Liebe Leser, in dieser Kolumne kommen Sie zu Wort. Schreiben Sie Viktor, er wird auch niemanden verraten. Großes Ehrenwuff!

Viktor

Wie das Leben so spielt…

Vor einem Vierteljahr hat es in der Nachbarschaft bei meinen Freunden, den belgischen Labradors, wieder mal Nachwuchs gegeben. Die sind irgendwie bei der Familienplanung ganz schön aktiv. Labradors, speziell die belgischen, sind schon ein paar ganz gewaltige Brocken, vor allem, wenn sie ausgewachsen sind. Dagegen sind die niederländischen Neufundländer fast schon winzig zu nennen. Selbst die dänischen Doggen kommen kaum gegen sie an. Im Grunde genommen sind diese Labradors auch ganz nett. Allerdings glauben sie manchmal, allein aufgrund ihrer Größe seien sie etwas Besonderes.

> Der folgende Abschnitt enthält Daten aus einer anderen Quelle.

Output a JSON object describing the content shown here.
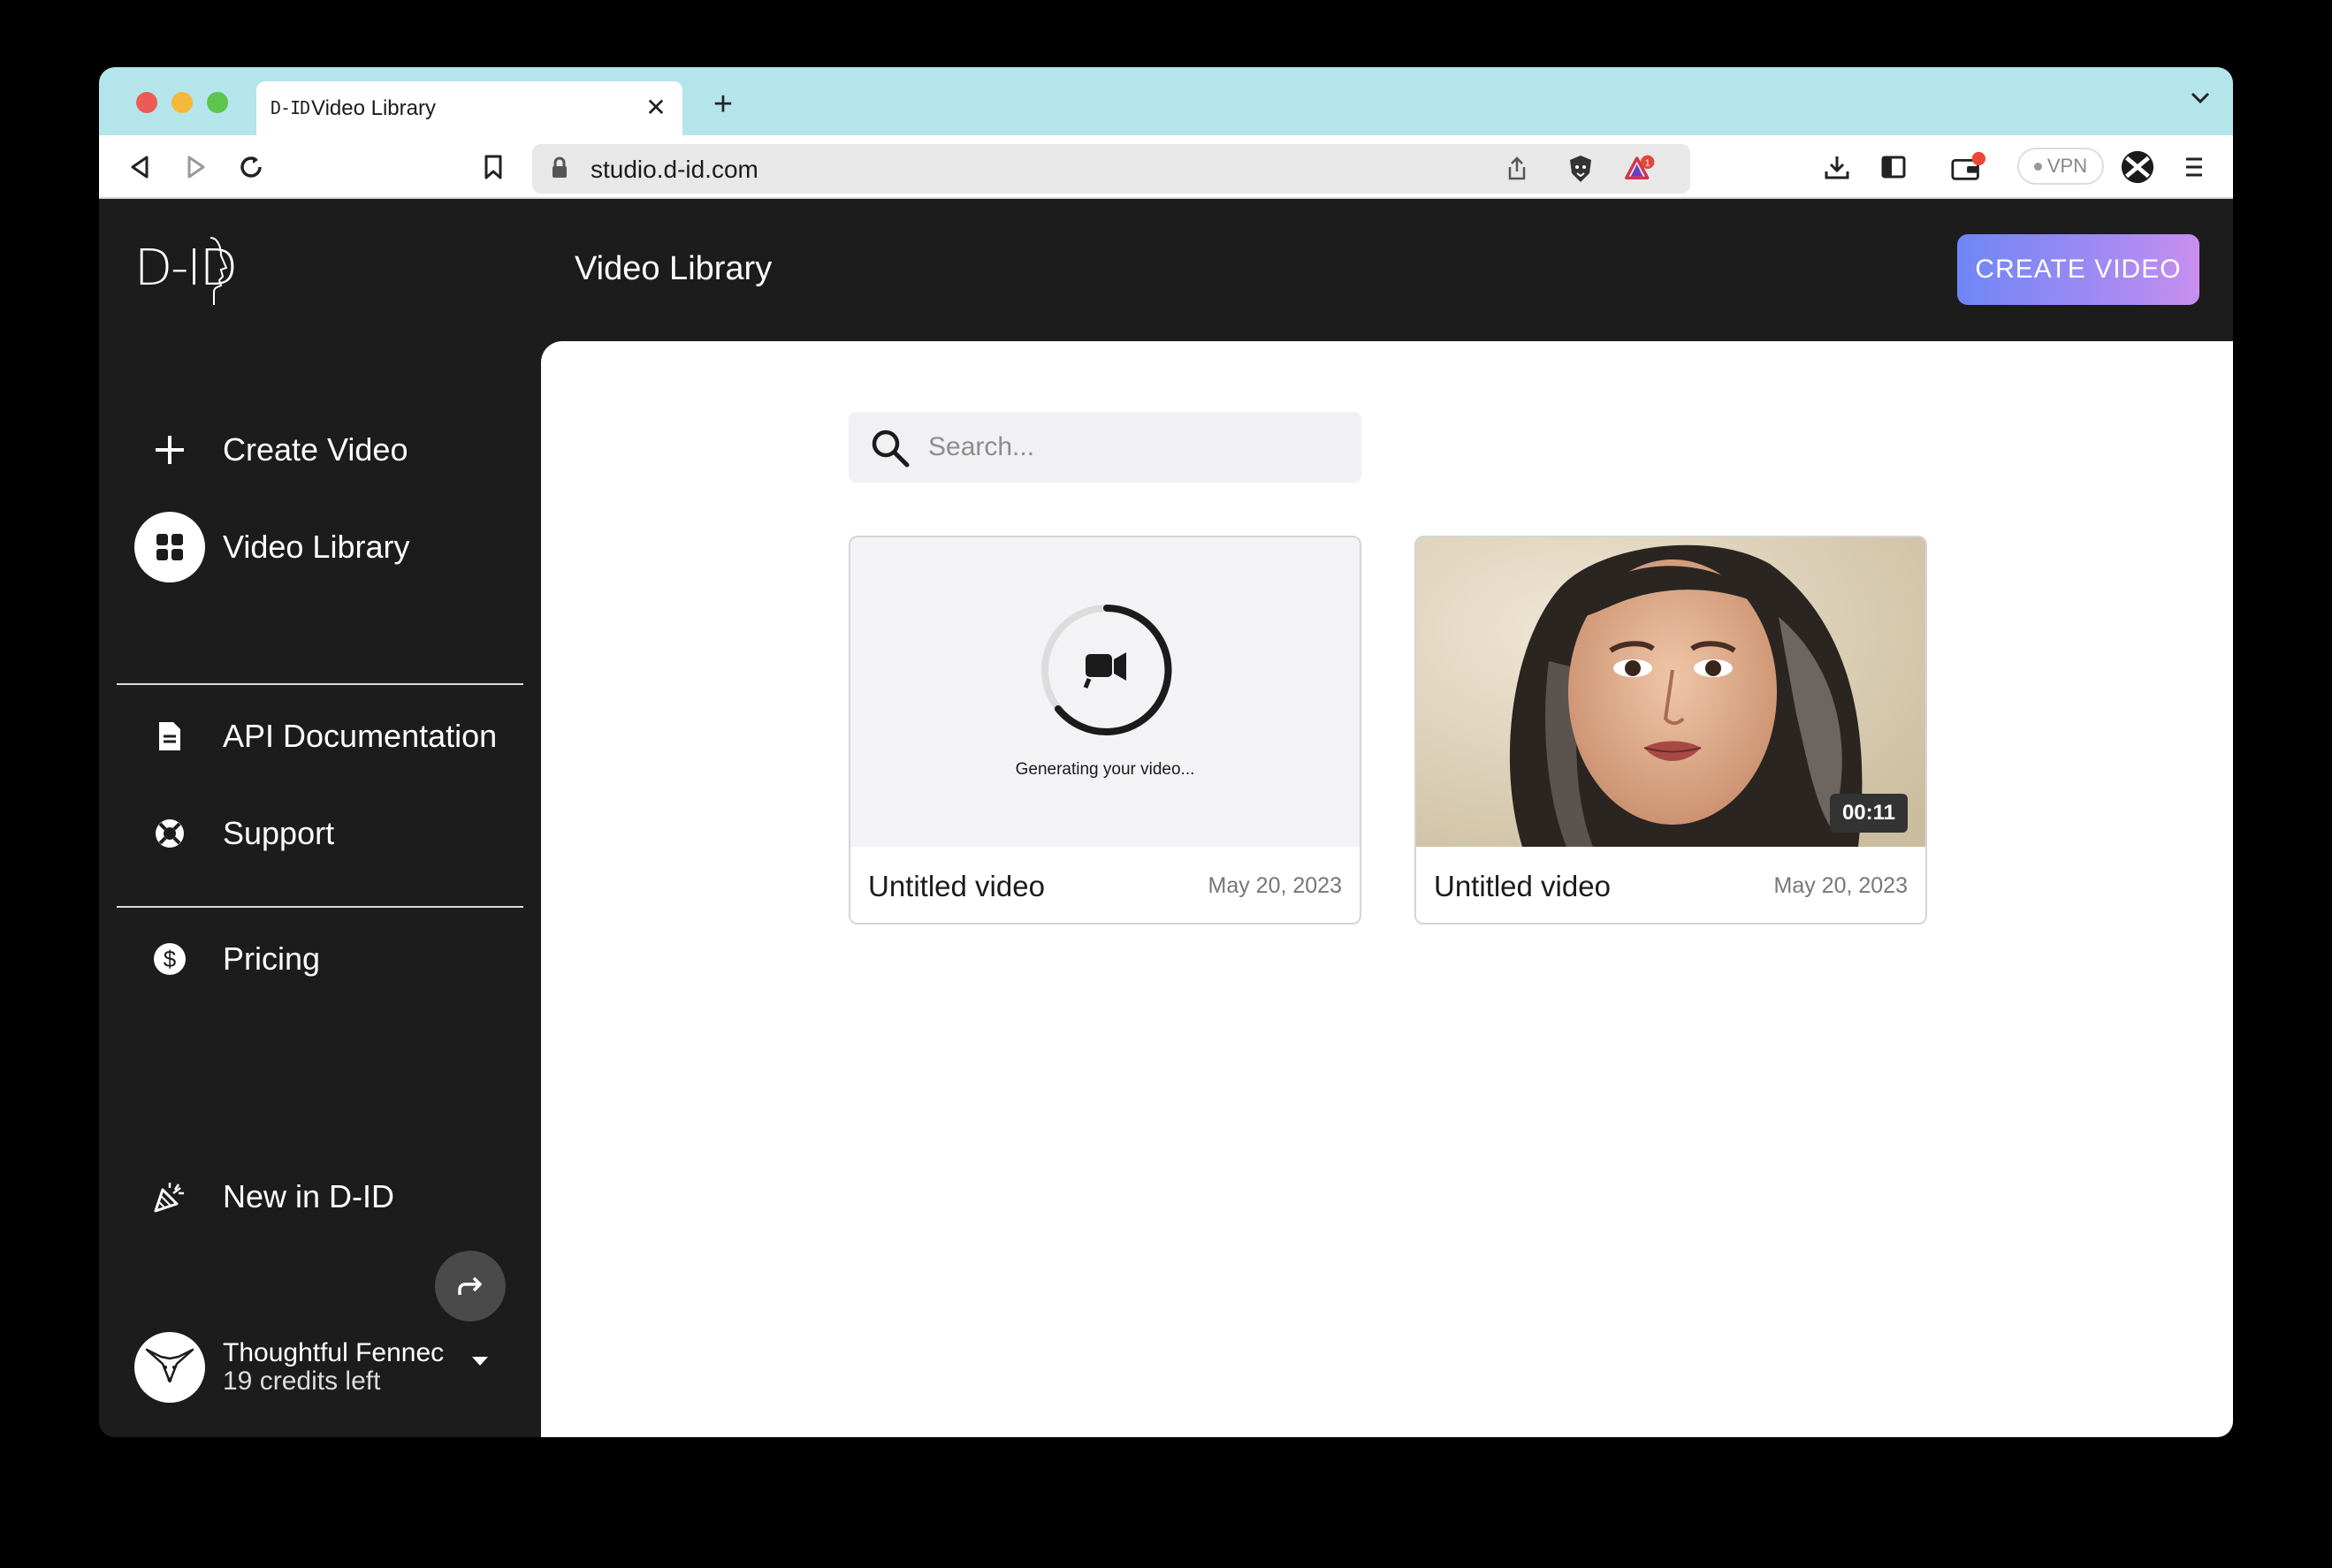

Wenn die durch die Hundewiese laufen, habe ich manchmal den Eindruck, sie gucken auf alle anderen Hunde herunter und überlegen die ganze Zeit, wen sie noch in die Familie aufnehmen können. Den einen oder anderen haben sie auch schon adoptiert, aber langsam verlieren die den Überblick, wer alles zu ihrer Familie gehört und wer nicht. Ich bezweifle auch, dass alle neuen Familienmitglieder in dieser Familie so glücklich geworden sind.

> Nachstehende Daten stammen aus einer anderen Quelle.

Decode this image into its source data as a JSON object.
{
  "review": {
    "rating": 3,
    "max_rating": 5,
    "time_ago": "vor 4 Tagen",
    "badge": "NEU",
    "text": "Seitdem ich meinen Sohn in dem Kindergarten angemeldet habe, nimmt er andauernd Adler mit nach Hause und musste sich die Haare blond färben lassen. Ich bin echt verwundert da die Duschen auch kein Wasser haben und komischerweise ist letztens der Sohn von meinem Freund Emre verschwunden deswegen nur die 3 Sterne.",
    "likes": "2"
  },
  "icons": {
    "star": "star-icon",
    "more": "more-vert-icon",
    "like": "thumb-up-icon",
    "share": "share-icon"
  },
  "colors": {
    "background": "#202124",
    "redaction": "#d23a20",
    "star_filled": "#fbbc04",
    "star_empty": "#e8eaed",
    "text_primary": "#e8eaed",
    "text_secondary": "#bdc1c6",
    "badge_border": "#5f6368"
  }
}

Aber darüber wollte ich eigentlich gar nicht reden. Reden wollte ich über die Frage, wie ich einem kleinen Hund richtiges Benehmen beibringe. Hundeschule ist natürlich eine Möglichkeit, aber immer nur dieser theoretische Unterricht ohne praktischen Bezug – ich weiß nicht! Ich glaube nicht, dass einen das weiter bringt, vor allem, wenn man so gute Erzieher hat wie zum Beispiel Frauchen. Die hat das mit mir damals irgendwie cleverer angestellt: Ich durfte von Anfang an überall mit hin und musste meine eigenen Erfahrungen machen. Das war nicht immer angenehm und das eine oder andere Mal habe ich mir auch – zum Glück nur im übertragenen Sinne – eine blutige Nase geholt. Aber gelernt habe ich wahnsinnig viel. Wie gesagt, überall war ich mit, sogar zu Hunde-Kongressen durfte ich, um mitzukriegen, wie das Leben so spielt. Frauchen hat immer gesagt: „Komm mit, das kostet zwar mehr Geld, aber nur so lernst Du etwas.“ Und Frauchen hat Recht behalten – wie immer.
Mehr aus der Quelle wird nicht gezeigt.